>> I’m not sure it was intentional.
Yea right - and I ams sure the references to ‘boxcars’ and the Brandenburg gates was all just another big coincidence.
Yea right - and I ams sure the references to ‘boxcars’ and the Brandenburg gates was all just another big coincidence.
See 22 Across. That clue's a little shady.
However, as a longtime student of visual perception, I have to say it is not a perfect swastika, because the white squares of the inner cross do not form a straight 90-degree symmetry. I, too, had to study it awhile before the swastika-like image "leapt out"; but once you see a thing amidst a visual maze, it's nearly impossible to unsee it. And everyone on this thread was "directed" to see it immediately by the headline.
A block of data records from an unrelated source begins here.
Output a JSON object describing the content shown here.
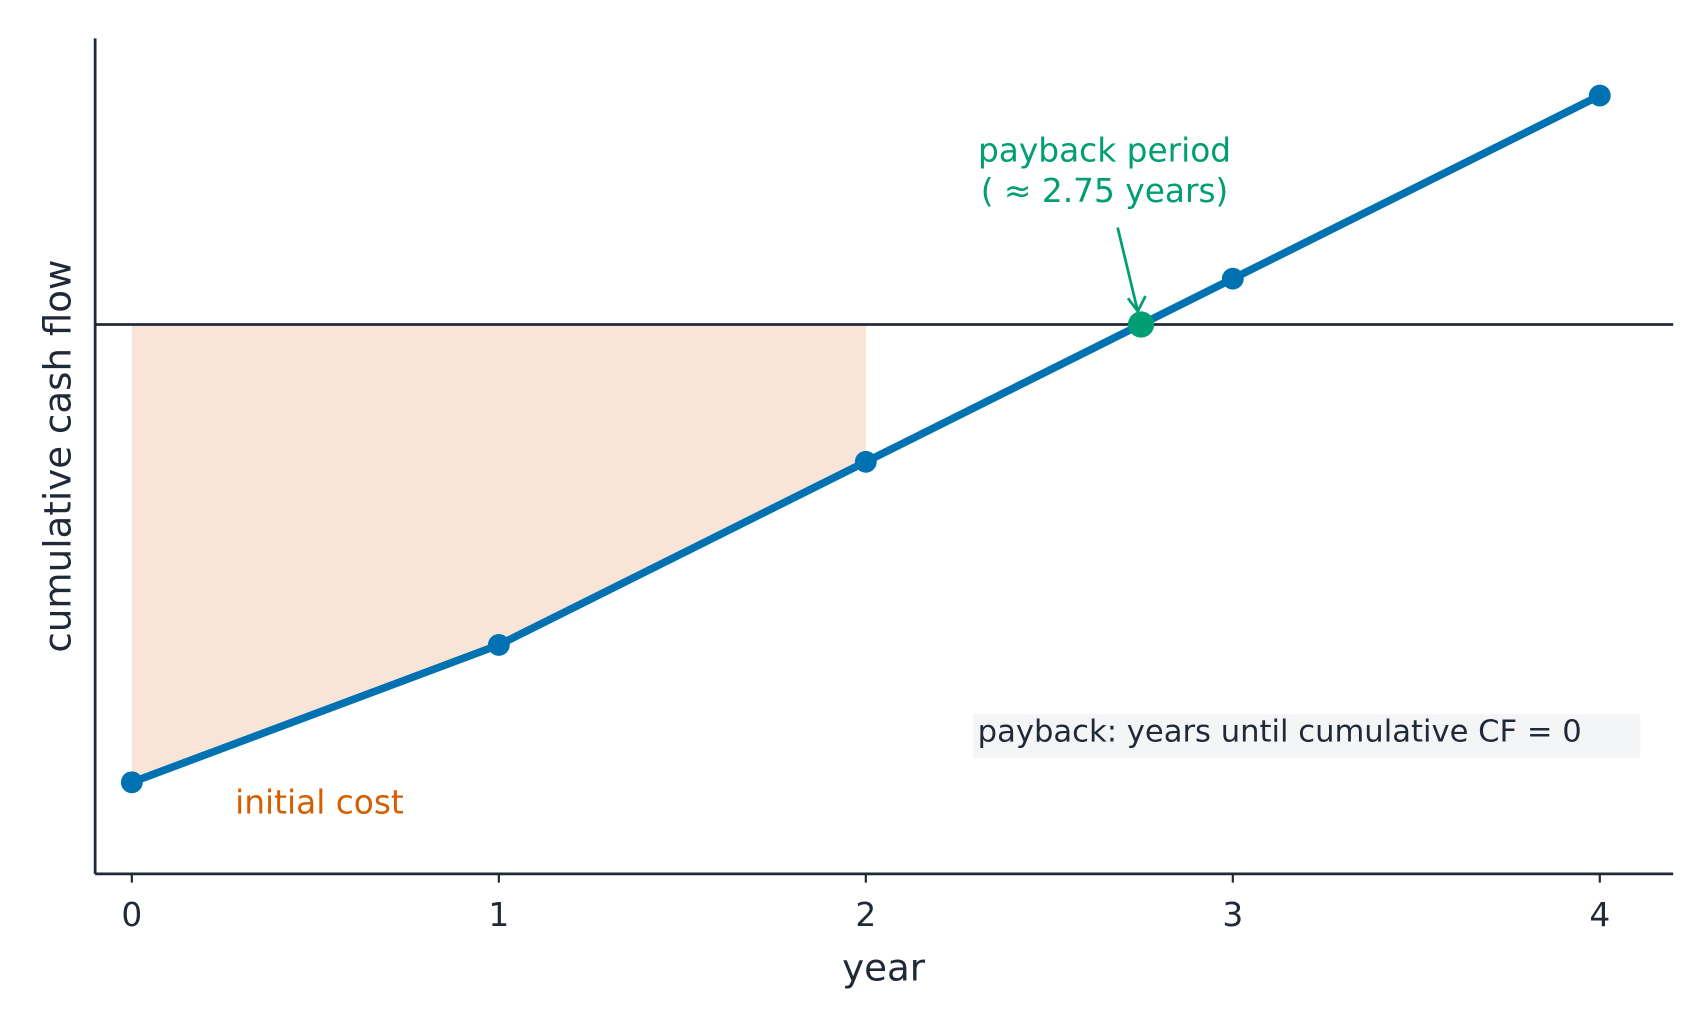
{
  "chart_data": {
    "type": "line",
    "xlabel": "year",
    "ylabel": "cumulative cash flow",
    "x": [
      0,
      1,
      2,
      3,
      4
    ],
    "series": [
      {
        "color": "#0072b2",
        "values": [
          -10,
          -7,
          -3,
          1,
          5
        ]
      }
    ],
    "xlim": [
      -0.1,
      4.2
    ],
    "xticks": [
      0,
      1,
      2,
      3,
      4
    ],
    "ylim": [
      -12,
      6.25
    ],
    "hline": 0,
    "shade": {
      "label": "initial cost",
      "xlim": [
        0,
        2
      ],
      "color": "#f8e5d7",
      "label_color": "#d55e00"
    },
    "payback": {
      "x": 2.75,
      "y": 0,
      "color": "#009e73",
      "lines": [
        "payback period",
        "( ≈ 2.75 years)"
      ]
    },
    "note": "payback: years until cumulative CF  = 0"
  }
}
Puzzle templates are often recycled. Even though I grew up in a largely Jewish neighborhood and school where we got along as close friends and learned about each others' cultures, I lean towards "unintentional", or mayyyybe "unconscious." But it would be more determinative to know if, or how many times, this template has previously been used.
It may not have been the choice of either the puzzle writer or the puzzle editor to run it during a Jewish holiday; but rather a mindless decision made a week to a month ahead by a "section editor" or other millennial recent college grad from the midwest, unfamiliar with Judaism or its history.
Pretty sure we won't see this template recycled again soon, however.